Five bears killed after coming too close to elementary school in Penticton, B.C.

Five bears were shot by conservation officers in Penticton Thursday after venturing too close to Wiltse Elementary School.

Animals drew dozens of complaints since the summer, says conservation officer

These five bears travelled together in a pack in the Okanagan city of Penticton, B.C., before being put down by conservation officers on Thursday. (Submitted by Tobe Sprado/Conservation Officer Service)

Five bears were destroyed by conservation officers in Penticton, B.C., Thursday after the group ventured too close to an elementary school.

Tobe Sprado, an inspector for the Okanagan region with the B.C. Conservation Officer Service, says the service has received 44 complaints about these particular bears since August.

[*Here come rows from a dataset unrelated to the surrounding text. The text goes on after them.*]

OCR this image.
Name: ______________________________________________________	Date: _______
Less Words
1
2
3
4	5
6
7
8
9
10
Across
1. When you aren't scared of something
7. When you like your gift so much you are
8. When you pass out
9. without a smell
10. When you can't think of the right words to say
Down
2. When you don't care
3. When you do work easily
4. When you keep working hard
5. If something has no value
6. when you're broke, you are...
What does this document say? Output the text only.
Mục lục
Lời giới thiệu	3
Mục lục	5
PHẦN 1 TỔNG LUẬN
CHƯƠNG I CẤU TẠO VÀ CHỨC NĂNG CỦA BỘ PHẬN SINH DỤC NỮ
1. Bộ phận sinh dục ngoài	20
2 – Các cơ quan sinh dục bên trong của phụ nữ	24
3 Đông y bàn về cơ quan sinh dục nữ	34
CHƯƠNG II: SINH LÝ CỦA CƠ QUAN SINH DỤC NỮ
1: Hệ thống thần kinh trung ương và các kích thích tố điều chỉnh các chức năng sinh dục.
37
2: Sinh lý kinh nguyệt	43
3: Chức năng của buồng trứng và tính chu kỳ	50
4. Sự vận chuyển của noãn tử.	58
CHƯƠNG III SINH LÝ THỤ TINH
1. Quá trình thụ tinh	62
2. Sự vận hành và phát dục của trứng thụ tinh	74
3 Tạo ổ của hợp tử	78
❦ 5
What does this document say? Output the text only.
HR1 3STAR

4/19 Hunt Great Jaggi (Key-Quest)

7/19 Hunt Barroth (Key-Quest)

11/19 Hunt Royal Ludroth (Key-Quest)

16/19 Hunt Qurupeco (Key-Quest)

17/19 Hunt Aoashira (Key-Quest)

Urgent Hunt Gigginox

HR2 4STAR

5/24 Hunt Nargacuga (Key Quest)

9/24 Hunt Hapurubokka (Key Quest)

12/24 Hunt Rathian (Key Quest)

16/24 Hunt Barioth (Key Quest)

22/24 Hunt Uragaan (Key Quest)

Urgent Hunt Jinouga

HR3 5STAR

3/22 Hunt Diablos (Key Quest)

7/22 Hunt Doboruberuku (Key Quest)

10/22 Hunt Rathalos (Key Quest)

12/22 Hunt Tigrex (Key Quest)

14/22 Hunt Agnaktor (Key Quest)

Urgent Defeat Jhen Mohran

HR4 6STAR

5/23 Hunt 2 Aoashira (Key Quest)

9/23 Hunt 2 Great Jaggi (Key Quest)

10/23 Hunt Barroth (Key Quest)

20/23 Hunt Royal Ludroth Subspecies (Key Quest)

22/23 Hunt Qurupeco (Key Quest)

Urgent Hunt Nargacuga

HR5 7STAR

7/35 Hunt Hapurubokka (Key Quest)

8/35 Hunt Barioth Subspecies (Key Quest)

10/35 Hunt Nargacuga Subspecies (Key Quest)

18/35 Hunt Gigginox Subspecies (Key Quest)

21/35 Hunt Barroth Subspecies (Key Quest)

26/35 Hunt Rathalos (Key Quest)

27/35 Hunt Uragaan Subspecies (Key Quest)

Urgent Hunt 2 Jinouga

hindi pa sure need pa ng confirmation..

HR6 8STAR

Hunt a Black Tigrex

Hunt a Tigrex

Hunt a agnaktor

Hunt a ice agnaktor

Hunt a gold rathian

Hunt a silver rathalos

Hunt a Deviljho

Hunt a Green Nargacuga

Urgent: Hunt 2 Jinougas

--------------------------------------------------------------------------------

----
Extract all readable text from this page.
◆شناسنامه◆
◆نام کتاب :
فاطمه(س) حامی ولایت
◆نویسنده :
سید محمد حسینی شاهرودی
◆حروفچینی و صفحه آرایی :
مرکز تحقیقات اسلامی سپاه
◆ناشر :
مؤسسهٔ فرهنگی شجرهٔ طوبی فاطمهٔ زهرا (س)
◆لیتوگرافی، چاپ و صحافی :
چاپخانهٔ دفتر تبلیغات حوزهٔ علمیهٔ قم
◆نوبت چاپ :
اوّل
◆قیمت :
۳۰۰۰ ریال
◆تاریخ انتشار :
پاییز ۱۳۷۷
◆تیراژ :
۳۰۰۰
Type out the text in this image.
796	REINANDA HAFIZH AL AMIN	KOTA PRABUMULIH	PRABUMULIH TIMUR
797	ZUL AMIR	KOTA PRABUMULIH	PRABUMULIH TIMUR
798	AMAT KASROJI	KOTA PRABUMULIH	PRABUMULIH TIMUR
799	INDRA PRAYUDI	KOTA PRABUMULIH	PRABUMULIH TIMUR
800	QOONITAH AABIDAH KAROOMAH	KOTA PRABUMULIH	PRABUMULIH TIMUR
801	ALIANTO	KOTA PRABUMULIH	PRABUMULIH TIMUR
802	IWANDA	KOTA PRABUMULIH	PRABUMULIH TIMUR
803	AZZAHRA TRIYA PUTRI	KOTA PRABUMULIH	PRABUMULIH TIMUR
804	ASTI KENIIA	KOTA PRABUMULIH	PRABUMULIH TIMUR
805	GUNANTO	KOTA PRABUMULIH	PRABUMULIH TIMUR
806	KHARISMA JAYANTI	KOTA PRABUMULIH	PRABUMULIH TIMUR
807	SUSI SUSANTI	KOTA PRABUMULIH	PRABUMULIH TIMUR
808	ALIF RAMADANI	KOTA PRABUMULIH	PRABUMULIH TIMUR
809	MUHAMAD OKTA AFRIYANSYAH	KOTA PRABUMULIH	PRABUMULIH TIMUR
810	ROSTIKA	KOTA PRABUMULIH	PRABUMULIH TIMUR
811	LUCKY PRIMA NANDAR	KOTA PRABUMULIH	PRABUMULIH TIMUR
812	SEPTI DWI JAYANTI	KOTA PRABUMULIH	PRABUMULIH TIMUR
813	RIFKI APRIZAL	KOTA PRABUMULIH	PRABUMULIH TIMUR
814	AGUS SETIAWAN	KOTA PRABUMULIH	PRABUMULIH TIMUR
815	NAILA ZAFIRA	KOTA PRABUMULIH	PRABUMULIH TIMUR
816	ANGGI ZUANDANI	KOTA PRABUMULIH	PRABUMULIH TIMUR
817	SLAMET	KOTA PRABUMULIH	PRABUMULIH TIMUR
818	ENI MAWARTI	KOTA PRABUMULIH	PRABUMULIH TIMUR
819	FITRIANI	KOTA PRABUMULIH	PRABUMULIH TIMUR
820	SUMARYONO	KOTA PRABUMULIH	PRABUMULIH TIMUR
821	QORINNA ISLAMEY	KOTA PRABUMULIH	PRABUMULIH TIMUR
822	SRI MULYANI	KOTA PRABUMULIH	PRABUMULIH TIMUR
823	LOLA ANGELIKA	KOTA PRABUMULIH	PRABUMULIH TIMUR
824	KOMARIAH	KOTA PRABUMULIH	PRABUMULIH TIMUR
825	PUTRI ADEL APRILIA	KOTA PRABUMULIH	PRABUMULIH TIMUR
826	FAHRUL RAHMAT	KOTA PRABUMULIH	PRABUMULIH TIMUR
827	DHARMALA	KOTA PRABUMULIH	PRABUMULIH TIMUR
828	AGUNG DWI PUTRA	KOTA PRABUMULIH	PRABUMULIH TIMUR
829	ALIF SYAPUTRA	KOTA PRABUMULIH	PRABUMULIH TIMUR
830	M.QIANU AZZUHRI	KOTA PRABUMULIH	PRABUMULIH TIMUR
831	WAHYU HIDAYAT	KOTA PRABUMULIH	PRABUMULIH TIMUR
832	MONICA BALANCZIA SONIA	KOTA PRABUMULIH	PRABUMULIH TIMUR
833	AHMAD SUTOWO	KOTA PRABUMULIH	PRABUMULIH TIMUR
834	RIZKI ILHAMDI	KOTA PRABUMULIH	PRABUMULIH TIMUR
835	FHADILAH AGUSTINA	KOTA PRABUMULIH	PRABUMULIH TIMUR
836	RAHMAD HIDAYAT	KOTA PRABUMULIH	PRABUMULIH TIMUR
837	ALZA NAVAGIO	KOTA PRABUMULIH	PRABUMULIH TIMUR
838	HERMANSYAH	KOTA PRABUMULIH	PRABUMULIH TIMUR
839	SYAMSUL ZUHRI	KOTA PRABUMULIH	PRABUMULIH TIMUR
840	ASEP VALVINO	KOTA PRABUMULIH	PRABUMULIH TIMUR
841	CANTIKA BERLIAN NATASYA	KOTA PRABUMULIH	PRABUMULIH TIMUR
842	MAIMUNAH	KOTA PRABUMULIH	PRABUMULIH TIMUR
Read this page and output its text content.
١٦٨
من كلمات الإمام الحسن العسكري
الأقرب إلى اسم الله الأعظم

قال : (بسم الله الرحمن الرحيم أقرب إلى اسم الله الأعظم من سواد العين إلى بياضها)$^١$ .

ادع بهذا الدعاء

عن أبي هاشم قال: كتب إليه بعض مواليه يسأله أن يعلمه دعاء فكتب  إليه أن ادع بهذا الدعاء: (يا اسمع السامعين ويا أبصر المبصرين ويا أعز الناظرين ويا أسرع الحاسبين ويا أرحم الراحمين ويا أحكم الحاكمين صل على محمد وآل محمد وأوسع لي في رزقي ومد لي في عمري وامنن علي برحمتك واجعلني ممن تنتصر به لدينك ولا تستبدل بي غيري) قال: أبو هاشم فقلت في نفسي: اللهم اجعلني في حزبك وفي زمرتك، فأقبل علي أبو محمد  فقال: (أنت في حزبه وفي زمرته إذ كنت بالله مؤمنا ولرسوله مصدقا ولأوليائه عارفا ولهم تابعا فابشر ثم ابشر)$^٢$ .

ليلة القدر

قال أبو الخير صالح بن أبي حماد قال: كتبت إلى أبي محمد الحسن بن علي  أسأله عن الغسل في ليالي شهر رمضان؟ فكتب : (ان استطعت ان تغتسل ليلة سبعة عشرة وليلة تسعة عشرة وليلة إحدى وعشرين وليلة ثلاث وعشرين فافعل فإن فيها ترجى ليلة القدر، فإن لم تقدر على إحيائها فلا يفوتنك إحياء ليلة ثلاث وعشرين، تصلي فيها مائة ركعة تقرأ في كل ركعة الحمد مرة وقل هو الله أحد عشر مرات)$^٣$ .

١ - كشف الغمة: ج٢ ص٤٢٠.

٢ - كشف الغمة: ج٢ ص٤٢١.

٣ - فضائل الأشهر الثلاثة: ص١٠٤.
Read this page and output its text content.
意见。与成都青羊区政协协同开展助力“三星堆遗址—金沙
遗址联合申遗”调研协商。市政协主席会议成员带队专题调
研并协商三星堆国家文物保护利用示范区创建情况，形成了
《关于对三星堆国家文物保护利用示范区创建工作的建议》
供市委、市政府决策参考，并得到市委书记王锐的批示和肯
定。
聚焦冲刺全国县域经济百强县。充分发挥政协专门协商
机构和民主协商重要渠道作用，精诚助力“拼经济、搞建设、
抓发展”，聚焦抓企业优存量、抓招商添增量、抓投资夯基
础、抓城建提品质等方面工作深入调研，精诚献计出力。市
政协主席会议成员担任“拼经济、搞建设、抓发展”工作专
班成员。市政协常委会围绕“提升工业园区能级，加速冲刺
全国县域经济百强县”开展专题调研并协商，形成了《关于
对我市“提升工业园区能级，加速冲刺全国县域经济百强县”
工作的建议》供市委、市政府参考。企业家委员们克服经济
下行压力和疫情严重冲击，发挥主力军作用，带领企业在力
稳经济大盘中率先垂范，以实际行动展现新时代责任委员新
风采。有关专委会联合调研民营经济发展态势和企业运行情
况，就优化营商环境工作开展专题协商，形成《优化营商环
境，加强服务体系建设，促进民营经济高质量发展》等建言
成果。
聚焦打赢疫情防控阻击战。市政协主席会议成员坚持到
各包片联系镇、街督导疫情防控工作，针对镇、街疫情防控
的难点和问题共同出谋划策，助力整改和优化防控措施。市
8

"We were hoping that we're going to be able to coexist with these bears," Sprado said. "But things had escalated over that period of time."

Sprado said the bears were attracted to garbage and fruit, and were starting to cause property damage.

On Wednesday afternoon, things escalated after one of the bears charged a person out walking.

"That [was] an aggressive behaviour that definitely put these bears more on our radar," Sprado said. 

"Then when they entered into the vicinity of the elementary school, we ended up making the decision to put down all five bears."

The children and teachers were kept inside until the bears were shot dead.

Bears can cause problems in towns and cities as they look for food to eat before winter hibernation. (Submitted by Rachel Rowbottom)

Unusual grouping

Sprado said the bears would travel together in a pack, unusual for black bears. The group comprised three adult male bears and two females who were sub-adults.

"It wasn't your typical sow with the cubs at all … [it's] a bit of an anomaly from what we're used to dealing with," he said. "They could be a bunch of siblings."

Sprado said his team was emotionally drained and frustrated by the turn of events. 

It comes a little over a week after six bears were shot in the space of three days in the area of Lake Okanagan Resort northwest of Kelowna. In that case, the bears were eating garbage that hadn't properly been secured and had lost their fear of humans.

An undisclosed company near Kelowna was fined $230 and ordered to improve the way it stores its garbage.

Sprado implored people to safely secure bear attractants like garbage, fruit, as well as pet food, bird feeders, barbecues and compost.